Maribel








O clima no estado de NY pode variar alucinadamente de um dia para outro. Ontem, 30 e tantos graus. Hoje: 21 de máxima e chovendo.

Passei em frente da Good Will Store e me deu vontade de checar a bugigangas. Fazia tempo que não entrava no gigantesco brechó que tem de tudo um muito. Maneira divertida de gastar tempo até buscar Tomás no Avid Summer Camp.

Quando terminava de pagar meus garimpos, uma hispânica me perguntou as horas em espanhol. Eles sempre acham que eu sou hermana com esse fenótipo inca-maia-tupi-guarani...

Respondi na língua nativa dela, mas ela seguiu me olhando com um ar de cachorro que caiu da carroça.

Abria a porta do carro quando ela teve coragem de perguntar:

- Você está indo para onde? (em espanhol, claro).

Levei alguns segundos para reprogramar o cérebro a fim de não responder em inglês.

- Você não fala espanhol, né?, sacou.

- Sí, yo soy brasileña, hablo portugués. Pero puedo hablar español también.

Ela me pediu uma carona, pois os ônibus realmente levam séculos no condado de Westchester e não há metrô por essas bandas.

Disse que sim, afinal ela estava indo para a mesma direção. Tadinha, ficou tão contente!

Seguimos hablando em espanhol. Descobri que era cabelereira e trabalhava num salão de White Plains.

Mora aqui há três anos e ainda não consegue falar uma palavra sequer em inglês...

Maribel tem uma filha de 17 anos e outro de dois anos e meio. Me mostrou as roupinhas que comprou para o filho enquanto as roupas da família estavam sendo lavadas e secadas na laundry que, coincidentemente, foi a primeira que utilizamos para lavar nossas roupas quando chegamos à cidade ianque.
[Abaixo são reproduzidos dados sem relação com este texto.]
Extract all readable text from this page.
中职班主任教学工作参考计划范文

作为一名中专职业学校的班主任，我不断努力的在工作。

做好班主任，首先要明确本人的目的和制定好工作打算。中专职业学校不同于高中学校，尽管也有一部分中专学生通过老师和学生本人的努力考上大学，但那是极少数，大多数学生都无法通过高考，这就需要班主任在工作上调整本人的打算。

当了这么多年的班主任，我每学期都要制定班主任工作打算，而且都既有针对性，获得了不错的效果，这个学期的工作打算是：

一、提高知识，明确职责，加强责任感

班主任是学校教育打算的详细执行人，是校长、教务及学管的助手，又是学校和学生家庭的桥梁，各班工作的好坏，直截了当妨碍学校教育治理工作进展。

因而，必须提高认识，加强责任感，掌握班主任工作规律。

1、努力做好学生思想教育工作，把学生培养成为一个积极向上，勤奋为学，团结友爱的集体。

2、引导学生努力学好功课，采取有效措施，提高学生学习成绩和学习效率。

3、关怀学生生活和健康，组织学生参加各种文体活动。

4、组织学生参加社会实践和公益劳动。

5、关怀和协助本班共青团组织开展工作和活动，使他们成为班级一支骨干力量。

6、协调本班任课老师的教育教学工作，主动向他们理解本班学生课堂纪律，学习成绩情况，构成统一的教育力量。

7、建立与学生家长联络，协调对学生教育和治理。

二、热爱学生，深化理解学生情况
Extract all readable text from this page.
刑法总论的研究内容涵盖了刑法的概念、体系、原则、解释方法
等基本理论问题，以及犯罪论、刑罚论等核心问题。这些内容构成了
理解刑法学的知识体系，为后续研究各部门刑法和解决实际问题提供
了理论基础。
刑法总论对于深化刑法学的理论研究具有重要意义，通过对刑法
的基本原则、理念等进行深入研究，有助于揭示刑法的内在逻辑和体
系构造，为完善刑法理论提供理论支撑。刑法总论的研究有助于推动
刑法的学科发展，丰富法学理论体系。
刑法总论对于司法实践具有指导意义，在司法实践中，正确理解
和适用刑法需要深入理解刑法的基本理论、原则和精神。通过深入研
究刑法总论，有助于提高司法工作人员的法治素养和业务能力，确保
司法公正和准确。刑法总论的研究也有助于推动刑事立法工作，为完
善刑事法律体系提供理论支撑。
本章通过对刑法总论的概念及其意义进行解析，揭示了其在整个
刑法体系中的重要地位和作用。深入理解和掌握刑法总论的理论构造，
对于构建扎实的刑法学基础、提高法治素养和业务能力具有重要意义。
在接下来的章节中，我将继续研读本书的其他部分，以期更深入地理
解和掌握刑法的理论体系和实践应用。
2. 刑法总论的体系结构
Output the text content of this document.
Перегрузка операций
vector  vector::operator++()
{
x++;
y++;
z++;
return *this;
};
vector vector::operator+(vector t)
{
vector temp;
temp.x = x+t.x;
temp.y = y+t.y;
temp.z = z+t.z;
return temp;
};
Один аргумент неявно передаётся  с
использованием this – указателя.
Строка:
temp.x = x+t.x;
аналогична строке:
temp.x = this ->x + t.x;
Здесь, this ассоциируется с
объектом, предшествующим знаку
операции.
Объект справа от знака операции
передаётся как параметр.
Uma bela estampa indígena tem a peruana. Contei que tenho duas grandes amigas também nascidas no Peru: Mary Carmem e Ilda. Uma vive aqui; a outra já voltou para a terra-natal faz tempo.
Maribel também quer voltar para casa, mas não vai fazer isso, pois nos EUA a filha tem estudo público de melhor qualidade; alguma chance de prosperar. O mais novo já nasceu americaninho...

- Aquí no és bonito! Aqui se pone el corazón duro. Son muy fríos!

Concordei. E me senti triste por ela, por saber que os hispânicos imigram, vivem em guetos, não aprendem inglês, são tratados como gente de terceira categoria e se submetem a tudo isso porque os países latinoamericanos patinam entre o bolivarianismo, chavismo, evismo, peronismo e lulismo que não lhes oferecem saída para evoluir como cidadãos.

Um rol de assistencialismo e de populismo eternos que nos colocam, sul-americanos, numa espécie de armadilha cheguevariana perpétua. Vide Venezuela recebendo apoio de PT e PCdoB brasileiros para seguir destruindo qualquer avanço social-democrático.

A chuva caía forte. Parei na porta da deprimente laundry (lembro como me senti terrível lá dentro, os meninos criados no Plano Piloto de Brasília assustados com a feiúra e a pobreza que emanavam dali). 
Maribel perguntou meu nome e tomou nota do meu telefone. Fez questão de me passar o dela e suplicou me abrançando:

- Me llama!

Fiquei sentada ao volante com um nó na garganta.